А уж коли вы тарелку от себя отставили, я вам другой пример приведу. Держал Адашев у себя на дворе целую избу с прокаженными, ходил к ним чуть не каждый день и своими руками язвы их гнойные омывал. Мало ему язв государственных! Нет, так нельзя! Должен человек, даже самый праведный, умный и сильный, иметь хоть какую-нибудь слабость, лучше всего обычную русскую. Вот тогда мы его возлюбим. Ведь праведность, силу и ум мы уважаем, а любим человека за слабости его. Так и с Адашевым было: уважали, но не любили.

Лишь в последний год дрогнул цельнокаменный Адашев, уступил склонности к польской женке именем Мария-Магдалыня, на дворе его Христа ради проживавшей. Невеликий грех, тем более и овдовел Адашев к тому времени, но и он мог бы смягчить сердца окружающих. Но, видно, судьба у него такая была, что даже страсть эта извинительная ему во вред пошла. Дело было не в имени женки, соблазнительные мысли навевающем, и не в происхождении ее, ибо все, кто хотел знать, те знали, что перешла она из веры католической в истинную православную и, как любой новообращенный, все обряды церкви нашей соблюдала ревностно. Но было у нее пять детей, только живых. Бывает, что старец немощный стены града вражеского одним словом сокрушает, старца такого святым почитают. Но когда вдовица с пятью детьми сердце первого сановника державы присушивает, тут всякому ясно — без колдовства не обошлось. А коли не гнал он ее от себя, несмотря на уговоры ревнителей веры истинной и искренних его благожелателей, значит, сам в той трясине погряз.
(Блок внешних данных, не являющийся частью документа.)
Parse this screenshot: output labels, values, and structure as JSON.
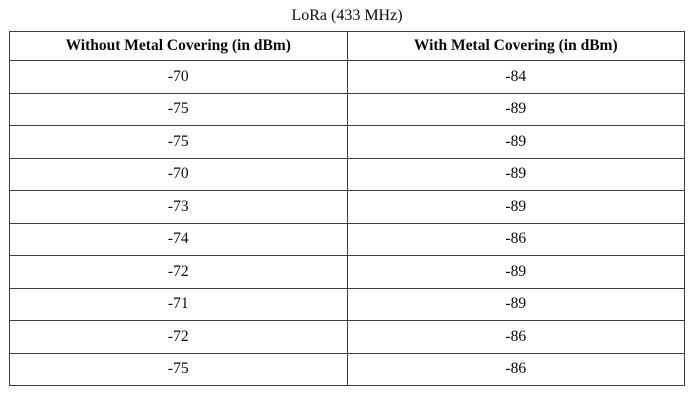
{
  "title": "LoRa (433 MHz)",
  "table": {
    "columns": [
      "Without Metal Covering (in dBm)",
      "With Metal Covering (in dBm)"
    ],
    "rows": [
      [
        "-70",
        "-84"
      ],
      [
        "-75",
        "-89"
      ],
      [
        "-75",
        "-89"
      ],
      [
        "-70",
        "-89"
      ],
      [
        "-73",
        "-89"
      ],
      [
        "-74",
        "-86"
      ],
      [
        "-72",
        "-89"
      ],
      [
        "-71",
        "-89"
      ],
      [
        "-72",
        "-86"
      ],
      [
        "-75",
        "-86"
      ]
    ]
  },
  "chart_data": {
    "type": "table",
    "title": "LoRa (433 MHz)",
    "columns": [
      "Without Metal Covering (in dBm)",
      "With Metal Covering (in dBm)"
    ],
    "series": [
      {
        "name": "Without Metal Covering (in dBm)",
        "values": [
          -70,
          -75,
          -75,
          -70,
          -73,
          -74,
          -72,
          -71,
          -72,
          -75
        ]
      },
      {
        "name": "With Metal Covering (in dBm)",
        "values": [
          -84,
          -89,
          -89,
          -89,
          -89,
          -86,
          -89,
          -89,
          -86,
          -86
        ]
      }
    ]
  },
  "colors": {
    "background": "#ffffff",
    "border": "#3e3e3e",
    "text": "#0a0a0a"
  }
}
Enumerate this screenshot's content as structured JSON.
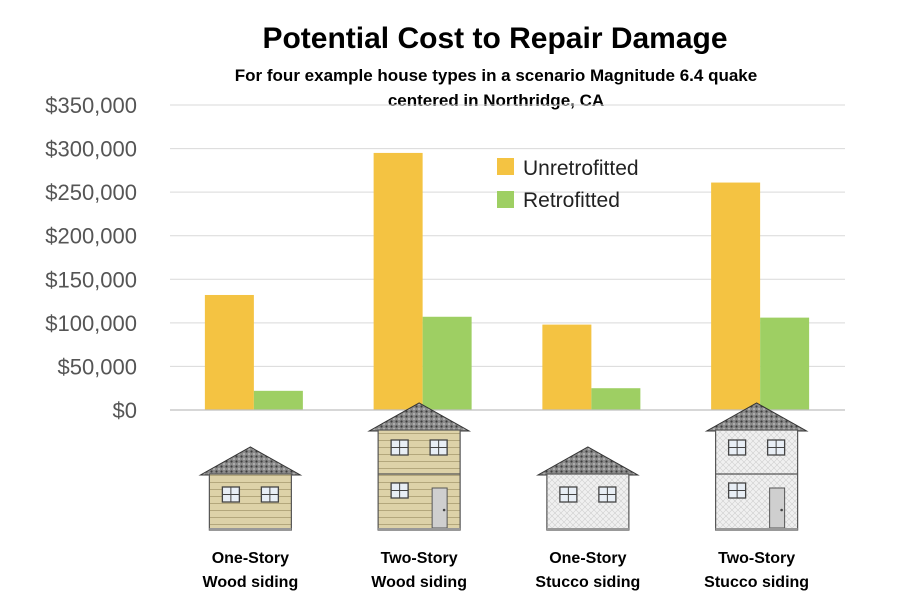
{
  "chart_data": {
    "type": "bar",
    "title": "Potential Cost to Repair Damage",
    "subtitle_lines": [
      "For four example house types in a scenario Magnitude 6.4 quake",
      "centered in Northridge, CA"
    ],
    "categories": [
      [
        "One-Story",
        "Wood siding"
      ],
      [
        "Two-Story",
        "Wood siding"
      ],
      [
        "One-Story",
        "Stucco siding"
      ],
      [
        "Two-Story",
        "Stucco siding"
      ]
    ],
    "series": [
      {
        "name": "Unretrofitted",
        "color": "#F4C342",
        "values": [
          132000,
          295000,
          98000,
          261000
        ]
      },
      {
        "name": "Retrofitted",
        "color": "#9ECF63",
        "values": [
          22000,
          107000,
          25000,
          106000
        ]
      }
    ],
    "ylim": [
      0,
      350000
    ],
    "yticks": [
      0,
      50000,
      100000,
      150000,
      200000,
      250000,
      300000,
      350000
    ],
    "ytick_labels": [
      "$0",
      "$50,000",
      "$100,000",
      "$150,000",
      "$200,000",
      "$250,000",
      "$300,000",
      "$350,000"
    ],
    "grid": true,
    "legend_position": "top-right-inside"
  },
  "house_images": [
    {
      "stories": 1,
      "siding": "wood"
    },
    {
      "stories": 2,
      "siding": "wood"
    },
    {
      "stories": 1,
      "siding": "stucco"
    },
    {
      "stories": 2,
      "siding": "stucco"
    }
  ]
}
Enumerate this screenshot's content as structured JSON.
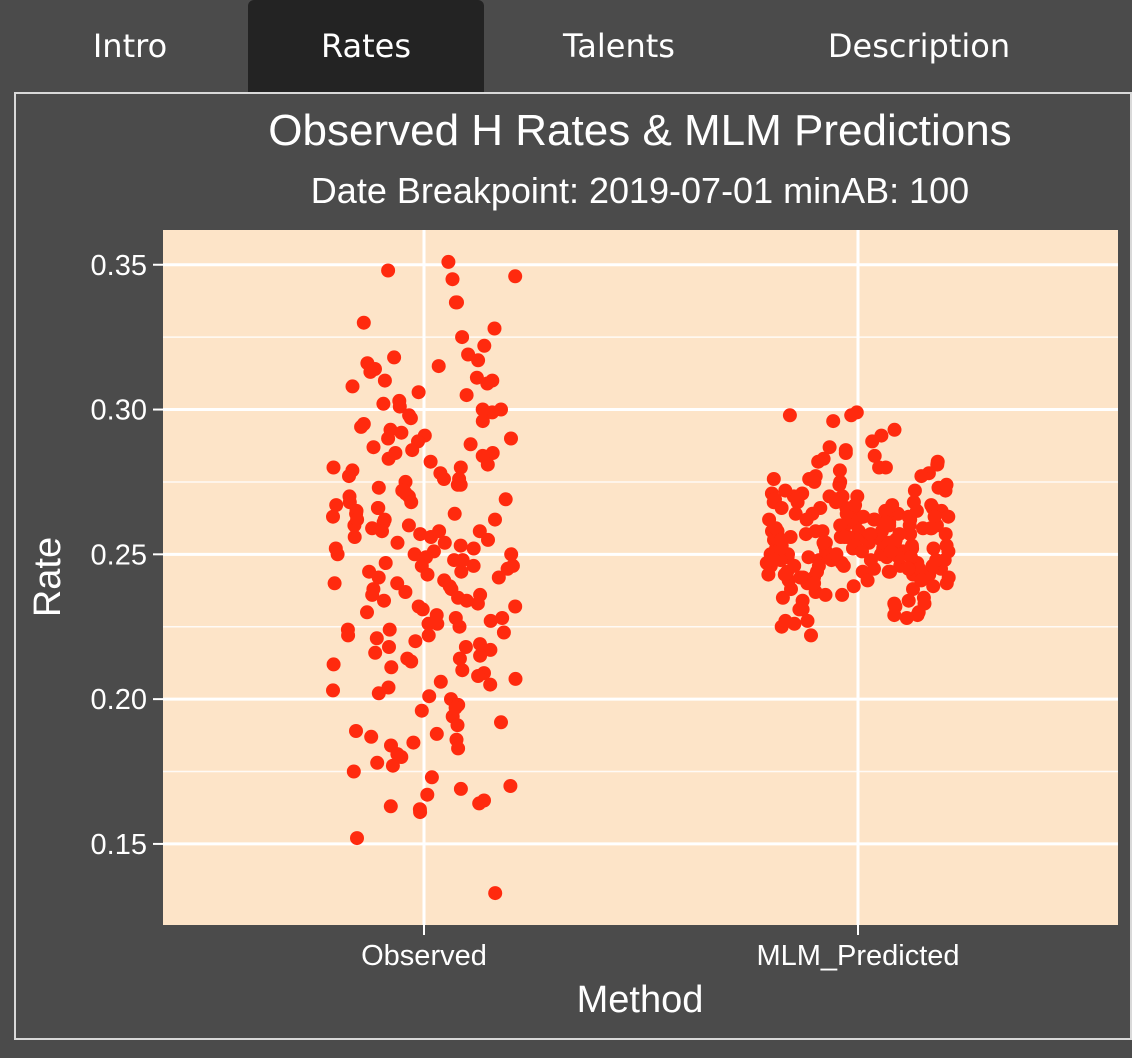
{
  "tabs": [
    {
      "label": "Intro",
      "active": false
    },
    {
      "label": "Rates",
      "active": true
    },
    {
      "label": "Talents",
      "active": false
    },
    {
      "label": "Description",
      "active": false
    }
  ],
  "chart_data": {
    "type": "scatter",
    "title": "Observed H Rates & MLM Predictions",
    "subtitle": "Date Breakpoint: 2019-07-01  minAB: 100",
    "xlabel": "Method",
    "ylabel": "Rate",
    "categories": [
      "Observed",
      "MLM_Predicted"
    ],
    "ylim": [
      0.122,
      0.362
    ],
    "yticks": [
      0.15,
      0.2,
      0.25,
      0.3,
      0.35
    ],
    "ytick_labels": [
      "0.15",
      "0.20",
      "0.25",
      "0.30",
      "0.35"
    ],
    "grid": true,
    "jitter": true,
    "point_color": "#ff2a0e",
    "panel_background": "#fde4c8",
    "series": [
      {
        "category": "Observed",
        "values": [
          0.345,
          0.348,
          0.351,
          0.346,
          0.337,
          0.337,
          0.33,
          0.328,
          0.325,
          0.322,
          0.319,
          0.318,
          0.317,
          0.316,
          0.315,
          0.314,
          0.313,
          0.311,
          0.31,
          0.309,
          0.308,
          0.306,
          0.305,
          0.303,
          0.302,
          0.301,
          0.3,
          0.299,
          0.298,
          0.297,
          0.296,
          0.295,
          0.294,
          0.293,
          0.292,
          0.291,
          0.29,
          0.289,
          0.288,
          0.287,
          0.286,
          0.285,
          0.284,
          0.283,
          0.282,
          0.281,
          0.28,
          0.279,
          0.278,
          0.277,
          0.276,
          0.275,
          0.274,
          0.273,
          0.272,
          0.271,
          0.27,
          0.269,
          0.268,
          0.267,
          0.266,
          0.265,
          0.264,
          0.263,
          0.262,
          0.261,
          0.26,
          0.259,
          0.258,
          0.257,
          0.256,
          0.255,
          0.254,
          0.253,
          0.252,
          0.251,
          0.25,
          0.249,
          0.248,
          0.247,
          0.246,
          0.245,
          0.244,
          0.243,
          0.242,
          0.241,
          0.24,
          0.239,
          0.238,
          0.237,
          0.236,
          0.235,
          0.234,
          0.233,
          0.232,
          0.231,
          0.23,
          0.229,
          0.228,
          0.227,
          0.226,
          0.225,
          0.224,
          0.223,
          0.222,
          0.221,
          0.22,
          0.219,
          0.218,
          0.217,
          0.216,
          0.215,
          0.214,
          0.213,
          0.212,
          0.211,
          0.21,
          0.209,
          0.208,
          0.207,
          0.206,
          0.205,
          0.204,
          0.203,
          0.202,
          0.201,
          0.2,
          0.198,
          0.197,
          0.196,
          0.194,
          0.192,
          0.191,
          0.189,
          0.188,
          0.187,
          0.186,
          0.185,
          0.184,
          0.183,
          0.181,
          0.18,
          0.178,
          0.177,
          0.175,
          0.173,
          0.17,
          0.169,
          0.167,
          0.165,
          0.164,
          0.163,
          0.162,
          0.161,
          0.152,
          0.133,
          0.285,
          0.28,
          0.276,
          0.272,
          0.268,
          0.264,
          0.26,
          0.256,
          0.252,
          0.248,
          0.244,
          0.24,
          0.236,
          0.232,
          0.228,
          0.224,
          0.27,
          0.262,
          0.254,
          0.246,
          0.238,
          0.266,
          0.258,
          0.25,
          0.242,
          0.234,
          0.29,
          0.3,
          0.31,
          0.226,
          0.218,
          0.222,
          0.214,
          0.274,
          0.258,
          0.262,
          0.246,
          0.25
        ]
      },
      {
        "category": "MLM_Predicted",
        "values": [
          0.298,
          0.299,
          0.298,
          0.296,
          0.293,
          0.291,
          0.289,
          0.287,
          0.286,
          0.285,
          0.284,
          0.283,
          0.282,
          0.281,
          0.28,
          0.279,
          0.278,
          0.277,
          0.276,
          0.275,
          0.274,
          0.273,
          0.272,
          0.271,
          0.27,
          0.269,
          0.268,
          0.267,
          0.266,
          0.265,
          0.264,
          0.263,
          0.262,
          0.261,
          0.26,
          0.259,
          0.258,
          0.257,
          0.256,
          0.255,
          0.254,
          0.253,
          0.252,
          0.251,
          0.25,
          0.249,
          0.248,
          0.247,
          0.246,
          0.245,
          0.244,
          0.243,
          0.242,
          0.241,
          0.24,
          0.239,
          0.238,
          0.237,
          0.236,
          0.235,
          0.234,
          0.233,
          0.232,
          0.231,
          0.23,
          0.229,
          0.228,
          0.227,
          0.226,
          0.225,
          0.222,
          0.27,
          0.266,
          0.262,
          0.258,
          0.254,
          0.25,
          0.246,
          0.242,
          0.268,
          0.264,
          0.26,
          0.256,
          0.252,
          0.248,
          0.244,
          0.272,
          0.266,
          0.261,
          0.257,
          0.253,
          0.249,
          0.245,
          0.241,
          0.263,
          0.259,
          0.255,
          0.251,
          0.247,
          0.243,
          0.276,
          0.271,
          0.265,
          0.26,
          0.256,
          0.252,
          0.248,
          0.244,
          0.239,
          0.267,
          0.263,
          0.258,
          0.254,
          0.25,
          0.246,
          0.242,
          0.269,
          0.264,
          0.259,
          0.255,
          0.251,
          0.247,
          0.243,
          0.274,
          0.268,
          0.262,
          0.257,
          0.253,
          0.249,
          0.245,
          0.24,
          0.265,
          0.261,
          0.256,
          0.252,
          0.248,
          0.244,
          0.27,
          0.266,
          0.262,
          0.258,
          0.254,
          0.25,
          0.246,
          0.242,
          0.26,
          0.256,
          0.252,
          0.248,
          0.264,
          0.258,
          0.253,
          0.249,
          0.245,
          0.268,
          0.262,
          0.257,
          0.251,
          0.246,
          0.241,
          0.236,
          0.233,
          0.28,
          0.275,
          0.27,
          0.266,
          0.262,
          0.257,
          0.253,
          0.248,
          0.244,
          0.24,
          0.235,
          0.231,
          0.227,
          0.282,
          0.277,
          0.272,
          0.267,
          0.263,
          0.259,
          0.255,
          0.251,
          0.247,
          0.243,
          0.238,
          0.234,
          0.229,
          0.265,
          0.261,
          0.257,
          0.253,
          0.249,
          0.245,
          0.262,
          0.258,
          0.254,
          0.25,
          0.246,
          0.256,
          0.252,
          0.248,
          0.259,
          0.255,
          0.251
        ]
      }
    ]
  }
}
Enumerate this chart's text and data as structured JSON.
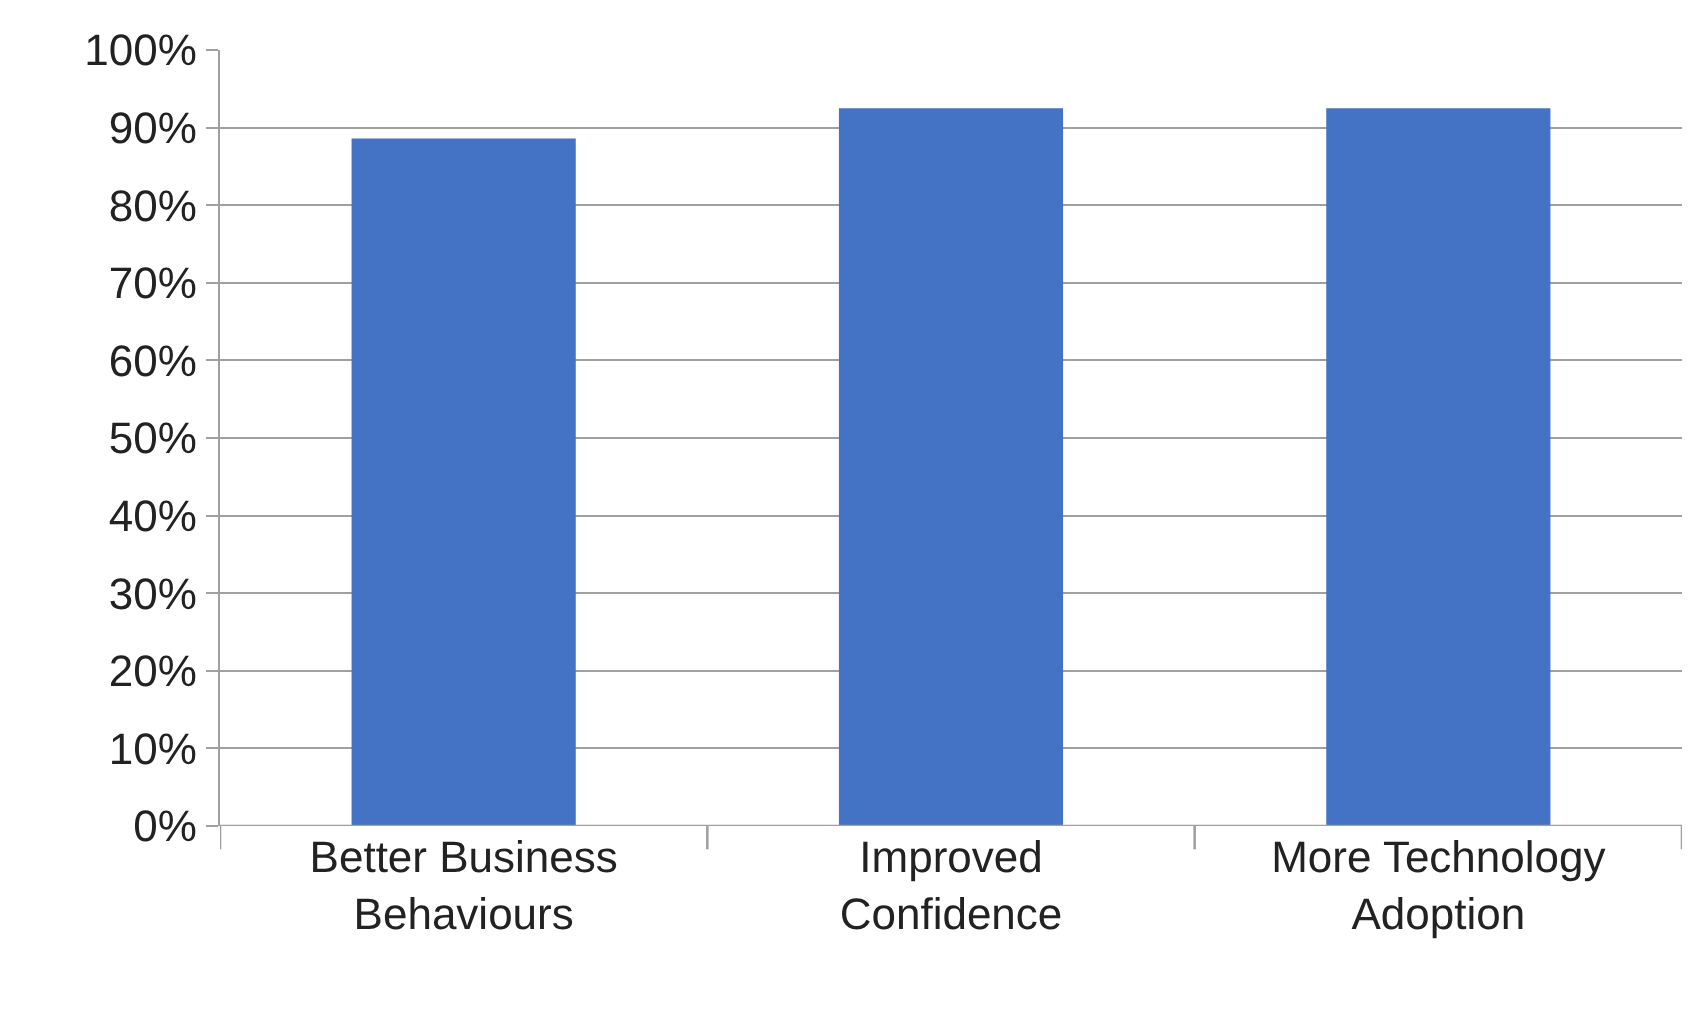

Так что мнение народное было подготовлено к вести, разнесшейся осенью по Москве: Адашева судить будут. Подивились разве лишь тому, что к Адашеву пристегнули Сильвестра, о котором все забывать стали. Все, но не Захарьины! Гадали же о том, привезут ли подсудимых на суд сразу в оковах или уж после суда наденут. В оковах же никто не сомневался.

Но случилось небывалое: устроили суд заочный, хотя ничто не мешало доставить обвиняемых в Москву, да они и сами с готовностью бы приехали, если бы их известили и приехать дозволили. Когда собрались на суд митрополит, епископы, бояре и многие прочие духовные и служивые, этот вопрос первым встал. Тут прислужники захарьинские стали кричать громко, что Адашева никак нельзя в Москву пускать, ибо может он бунт учинить, а Сильвестр известный лукавец, может одним словом суд высокий очаровать, а взором своим уста сомкнуть доносителям правдивым. Относительно Сильвестра они, быть может, и не ошибались, всем памятно было, как он на суде давнем вывернулся и на свою пользу его оборотил, но вот на Алексея Адашева напраслину наплели. Он к бунту неспособен был, не только для собственного спасения, но и для спасения державы, ибо верил, что бунтами держава не спасается, а только разрушается. Вот Андрей Курбский, тот мог взбунтоваться, он своевольность удельную с молоком матери всосал, да и в войсках его боготворили в отличие от Адашева.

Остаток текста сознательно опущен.